Last week, the U.S. Cybersecurity and Infrastructure Security Agency (CISA) issued an emergency directive requiring U. S. federal agencies to disconnect all instances of Ivanti Connect Secure and Ivanti Policy Secure solution products from agency networks. The directive was in response to several vulnerabilities in Ivanti’s products that have been exploited by threat actors. Now, there are reports of another exploitation.

We recommend that those who use Ivanti’s affected solutions follow CISA’s guidance, even if they are not a federal agency. Notably, CISA’s directive indicates that organizations should disconnect all instances of Ivanti Connect Secure and Ivanti Policy Secure solution products. But this begs a broader question – should organizations move from traditional Virtual Private Networks (VPN) solutions to Zero Trust Network Access (ZTNA) solutions to safeguard their networks and data in today’s ever-evolving threat landscape?

VPNs are no longer sufficient

VPNs have long been the cornerstone of network security, providing remote users with encrypted connections to internal networks over the internet. However, the increasing sophistication of cyber threats and the shift towards more dynamic, cloud-based, and distributed work environments have exposed limitations in the VPN framework. Gartner notes that VPN “is an aging technology as organizations shift to more cloud-based services.”

VPNs, by design, offer a broad level of access to network resources, which can create significant vulnerabilities. Once a threat actor breaches a VPN, they can access an entire network, leading to data breaches, ransomware attacks, and more. What’s more, VPNs are not efficiently scalable for a remote or hybrid workforce, and network performance is a common complaint among users.

Long Live Zero Trust Network Access

ZTNA emerges as a modern solution to these challenges, aligning with the Zero Trust principle of "never trust, always verify." While both VPN and ZTNA technologies enable secure remote access to organizational resources, there are some important differences when it comes to approach, architecture, and security principles.

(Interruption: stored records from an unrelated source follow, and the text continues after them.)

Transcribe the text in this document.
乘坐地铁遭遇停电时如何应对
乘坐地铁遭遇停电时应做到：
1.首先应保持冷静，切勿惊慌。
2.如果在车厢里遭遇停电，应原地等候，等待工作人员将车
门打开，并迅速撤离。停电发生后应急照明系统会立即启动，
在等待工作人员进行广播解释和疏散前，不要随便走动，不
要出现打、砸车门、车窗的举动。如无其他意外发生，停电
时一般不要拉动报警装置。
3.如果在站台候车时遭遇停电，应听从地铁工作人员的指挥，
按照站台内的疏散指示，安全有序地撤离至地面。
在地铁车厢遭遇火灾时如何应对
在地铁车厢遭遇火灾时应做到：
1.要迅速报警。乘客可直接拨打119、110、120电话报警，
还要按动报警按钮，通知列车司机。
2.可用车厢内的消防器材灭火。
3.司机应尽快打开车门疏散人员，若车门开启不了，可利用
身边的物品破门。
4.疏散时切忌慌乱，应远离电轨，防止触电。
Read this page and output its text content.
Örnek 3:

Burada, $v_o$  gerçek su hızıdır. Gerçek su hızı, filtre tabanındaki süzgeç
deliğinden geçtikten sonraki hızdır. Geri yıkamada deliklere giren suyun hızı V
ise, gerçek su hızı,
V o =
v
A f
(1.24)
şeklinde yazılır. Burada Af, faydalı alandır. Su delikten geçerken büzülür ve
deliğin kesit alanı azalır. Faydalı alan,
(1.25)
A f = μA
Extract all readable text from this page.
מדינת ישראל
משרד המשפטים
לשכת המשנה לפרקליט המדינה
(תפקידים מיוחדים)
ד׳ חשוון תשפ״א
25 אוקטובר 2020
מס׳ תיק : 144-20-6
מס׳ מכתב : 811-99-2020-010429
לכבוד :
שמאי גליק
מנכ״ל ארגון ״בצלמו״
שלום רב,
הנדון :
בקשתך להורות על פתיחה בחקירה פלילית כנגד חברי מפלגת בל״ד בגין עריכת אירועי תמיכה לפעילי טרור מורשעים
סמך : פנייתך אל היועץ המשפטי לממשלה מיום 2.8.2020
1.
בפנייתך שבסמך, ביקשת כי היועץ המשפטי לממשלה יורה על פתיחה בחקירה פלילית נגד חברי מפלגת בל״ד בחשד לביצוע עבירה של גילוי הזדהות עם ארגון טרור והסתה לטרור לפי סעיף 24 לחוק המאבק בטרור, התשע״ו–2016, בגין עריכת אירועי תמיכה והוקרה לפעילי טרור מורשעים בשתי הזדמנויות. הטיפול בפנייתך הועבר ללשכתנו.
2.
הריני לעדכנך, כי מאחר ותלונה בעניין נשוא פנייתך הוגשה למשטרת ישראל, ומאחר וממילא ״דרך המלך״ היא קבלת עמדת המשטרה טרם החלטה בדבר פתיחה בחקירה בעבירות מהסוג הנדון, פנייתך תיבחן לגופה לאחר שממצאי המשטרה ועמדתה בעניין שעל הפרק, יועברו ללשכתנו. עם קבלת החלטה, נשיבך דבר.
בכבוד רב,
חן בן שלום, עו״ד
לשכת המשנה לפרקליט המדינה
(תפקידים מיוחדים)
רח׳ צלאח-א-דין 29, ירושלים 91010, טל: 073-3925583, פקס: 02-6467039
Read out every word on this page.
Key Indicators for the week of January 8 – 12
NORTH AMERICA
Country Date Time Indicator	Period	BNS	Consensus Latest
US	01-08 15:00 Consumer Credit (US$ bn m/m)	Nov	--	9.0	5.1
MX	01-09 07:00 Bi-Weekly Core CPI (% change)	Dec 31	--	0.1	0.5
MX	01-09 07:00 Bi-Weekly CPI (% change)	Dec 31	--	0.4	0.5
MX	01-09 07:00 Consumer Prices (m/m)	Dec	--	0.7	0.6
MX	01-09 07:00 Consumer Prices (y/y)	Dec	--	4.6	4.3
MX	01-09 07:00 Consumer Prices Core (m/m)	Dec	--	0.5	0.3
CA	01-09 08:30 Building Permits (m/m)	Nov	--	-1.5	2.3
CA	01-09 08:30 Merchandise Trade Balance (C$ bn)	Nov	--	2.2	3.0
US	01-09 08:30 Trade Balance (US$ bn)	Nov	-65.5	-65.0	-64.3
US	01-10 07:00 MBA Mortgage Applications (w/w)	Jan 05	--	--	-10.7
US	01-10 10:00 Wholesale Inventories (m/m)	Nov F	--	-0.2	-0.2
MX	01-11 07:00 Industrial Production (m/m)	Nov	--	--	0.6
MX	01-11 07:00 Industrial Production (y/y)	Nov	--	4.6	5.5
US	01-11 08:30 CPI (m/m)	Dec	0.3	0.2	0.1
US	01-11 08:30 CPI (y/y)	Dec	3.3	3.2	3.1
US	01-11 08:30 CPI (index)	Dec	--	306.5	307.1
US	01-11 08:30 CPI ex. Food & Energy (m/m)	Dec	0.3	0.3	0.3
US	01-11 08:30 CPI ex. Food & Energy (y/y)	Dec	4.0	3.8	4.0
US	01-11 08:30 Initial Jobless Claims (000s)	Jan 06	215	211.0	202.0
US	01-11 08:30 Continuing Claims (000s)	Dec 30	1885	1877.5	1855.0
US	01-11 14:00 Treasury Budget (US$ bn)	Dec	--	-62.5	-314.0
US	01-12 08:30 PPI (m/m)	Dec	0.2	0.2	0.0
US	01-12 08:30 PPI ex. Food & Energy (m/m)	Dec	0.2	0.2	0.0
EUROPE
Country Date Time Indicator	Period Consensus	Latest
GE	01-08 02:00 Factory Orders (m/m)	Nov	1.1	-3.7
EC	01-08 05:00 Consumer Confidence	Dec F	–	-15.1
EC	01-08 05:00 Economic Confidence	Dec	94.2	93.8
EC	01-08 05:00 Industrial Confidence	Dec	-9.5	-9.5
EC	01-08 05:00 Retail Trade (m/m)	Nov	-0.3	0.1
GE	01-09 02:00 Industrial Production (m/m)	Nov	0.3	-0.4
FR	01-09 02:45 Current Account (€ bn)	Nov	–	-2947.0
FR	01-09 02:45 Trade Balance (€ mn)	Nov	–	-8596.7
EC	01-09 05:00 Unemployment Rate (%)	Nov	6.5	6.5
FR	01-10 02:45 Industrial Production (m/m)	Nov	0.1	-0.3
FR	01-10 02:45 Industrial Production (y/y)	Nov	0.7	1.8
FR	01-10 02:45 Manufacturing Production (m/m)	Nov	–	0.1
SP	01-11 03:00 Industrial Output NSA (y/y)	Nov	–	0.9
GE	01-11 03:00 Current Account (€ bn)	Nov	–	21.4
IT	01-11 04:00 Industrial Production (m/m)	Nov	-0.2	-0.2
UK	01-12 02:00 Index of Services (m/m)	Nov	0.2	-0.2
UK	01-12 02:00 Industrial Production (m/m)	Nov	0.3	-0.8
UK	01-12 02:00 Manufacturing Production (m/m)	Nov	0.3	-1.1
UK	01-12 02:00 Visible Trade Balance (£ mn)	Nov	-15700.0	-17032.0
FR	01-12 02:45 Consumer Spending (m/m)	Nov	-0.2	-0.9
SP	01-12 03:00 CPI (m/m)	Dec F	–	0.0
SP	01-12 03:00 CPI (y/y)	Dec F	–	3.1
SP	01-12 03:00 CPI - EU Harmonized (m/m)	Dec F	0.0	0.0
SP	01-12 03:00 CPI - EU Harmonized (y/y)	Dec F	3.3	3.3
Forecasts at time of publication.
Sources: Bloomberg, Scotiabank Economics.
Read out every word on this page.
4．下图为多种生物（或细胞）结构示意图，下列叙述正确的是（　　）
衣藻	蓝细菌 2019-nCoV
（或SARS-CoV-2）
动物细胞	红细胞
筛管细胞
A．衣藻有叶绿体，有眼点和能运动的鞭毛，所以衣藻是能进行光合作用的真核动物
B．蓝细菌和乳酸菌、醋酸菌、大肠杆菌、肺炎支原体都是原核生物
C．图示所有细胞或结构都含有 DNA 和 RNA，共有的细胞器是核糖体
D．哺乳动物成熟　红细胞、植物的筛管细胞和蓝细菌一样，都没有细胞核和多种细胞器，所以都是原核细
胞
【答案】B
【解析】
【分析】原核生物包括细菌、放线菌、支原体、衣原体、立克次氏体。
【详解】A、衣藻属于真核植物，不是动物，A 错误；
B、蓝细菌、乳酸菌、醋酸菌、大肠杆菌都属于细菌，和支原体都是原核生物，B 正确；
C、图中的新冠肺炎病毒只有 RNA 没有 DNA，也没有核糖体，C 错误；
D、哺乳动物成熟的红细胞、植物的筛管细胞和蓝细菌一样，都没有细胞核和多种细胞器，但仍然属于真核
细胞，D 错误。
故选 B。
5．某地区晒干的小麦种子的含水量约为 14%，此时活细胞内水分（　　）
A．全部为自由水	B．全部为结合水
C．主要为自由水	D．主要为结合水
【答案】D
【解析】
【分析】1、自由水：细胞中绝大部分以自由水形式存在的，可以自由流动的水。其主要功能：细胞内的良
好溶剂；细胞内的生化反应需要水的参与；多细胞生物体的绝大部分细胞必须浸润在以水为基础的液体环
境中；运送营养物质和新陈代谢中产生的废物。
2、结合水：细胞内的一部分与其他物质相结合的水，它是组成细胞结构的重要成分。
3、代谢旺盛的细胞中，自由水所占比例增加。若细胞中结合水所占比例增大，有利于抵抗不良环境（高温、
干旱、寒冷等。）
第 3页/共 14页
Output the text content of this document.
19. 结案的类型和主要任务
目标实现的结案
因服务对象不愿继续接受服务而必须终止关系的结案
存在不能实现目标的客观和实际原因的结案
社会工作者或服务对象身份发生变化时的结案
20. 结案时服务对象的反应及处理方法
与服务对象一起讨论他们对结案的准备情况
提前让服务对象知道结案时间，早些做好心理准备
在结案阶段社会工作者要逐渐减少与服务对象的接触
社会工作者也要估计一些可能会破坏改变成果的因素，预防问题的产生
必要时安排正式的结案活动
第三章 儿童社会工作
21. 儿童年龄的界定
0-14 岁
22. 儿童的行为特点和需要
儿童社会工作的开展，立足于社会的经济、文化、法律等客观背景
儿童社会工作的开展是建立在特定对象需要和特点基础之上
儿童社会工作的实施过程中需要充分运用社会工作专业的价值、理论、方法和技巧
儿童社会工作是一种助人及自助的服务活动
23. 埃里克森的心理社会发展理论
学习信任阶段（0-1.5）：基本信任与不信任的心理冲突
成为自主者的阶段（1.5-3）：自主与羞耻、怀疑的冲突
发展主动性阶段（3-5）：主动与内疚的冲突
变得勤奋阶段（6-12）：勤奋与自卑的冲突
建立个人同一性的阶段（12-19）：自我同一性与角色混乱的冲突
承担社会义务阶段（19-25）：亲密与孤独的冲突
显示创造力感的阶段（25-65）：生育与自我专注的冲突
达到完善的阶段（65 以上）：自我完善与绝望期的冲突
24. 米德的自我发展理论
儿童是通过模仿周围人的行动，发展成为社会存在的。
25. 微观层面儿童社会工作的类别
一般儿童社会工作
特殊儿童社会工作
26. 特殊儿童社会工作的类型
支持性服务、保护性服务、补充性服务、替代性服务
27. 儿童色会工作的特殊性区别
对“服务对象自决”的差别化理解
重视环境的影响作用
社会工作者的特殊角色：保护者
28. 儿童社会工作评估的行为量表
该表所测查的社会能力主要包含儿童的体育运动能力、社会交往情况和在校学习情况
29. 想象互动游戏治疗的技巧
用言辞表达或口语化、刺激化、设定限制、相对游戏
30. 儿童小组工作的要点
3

  • Trust model: With ZTNA, each access request must be authenticated, authorized, and continuously validated. VPNs, on the other hand, establish a secure tunnel to the organization's network, and once a user is connected, they are often granted broad access to resources.
  • Access control: ZTNA enables access based on factors such as user identity, device, and device posture, and this access is limited to specific applications or services. Conversely, VPNs provide network-level access, which can potentially expose a larger attack surface to unauthorized users or malware.
  • Lateral movement: Organizations using ZTNA can limit access to only required resources. Using a VPN allows users to connect to the entire internal network, increasing the risk of lateral movement.
  • User experience: While VPNs can be cumbersome and slow to connect users to the network, ZTNA provides a more seamless user experience because it can grant access to specific applications without the need for a full network connection.
  • Scalability and performance: ZTNA solutions tend to be more scalable and can handle many users and connections more efficiently than traditional VPNs. This is particularly important for organizations with cloud-based or distributed environments, where traffic patterns and user locations can change rapidly.

CISA’s emergency directive serves as an important reminder for organizations to reassess their cybersecurity frameworks in light of modern threats. For most organizations, moving from a VPN to a ZTNA solution represents a strategic move to enhance security, efficiency, and adaptability in today's complex digital landscape. By understanding the benefits of ZTNA and following best practices for migration, organizations can position themselves to better protect their critical assets and ensure business continuity in the face of evolving cyber threats.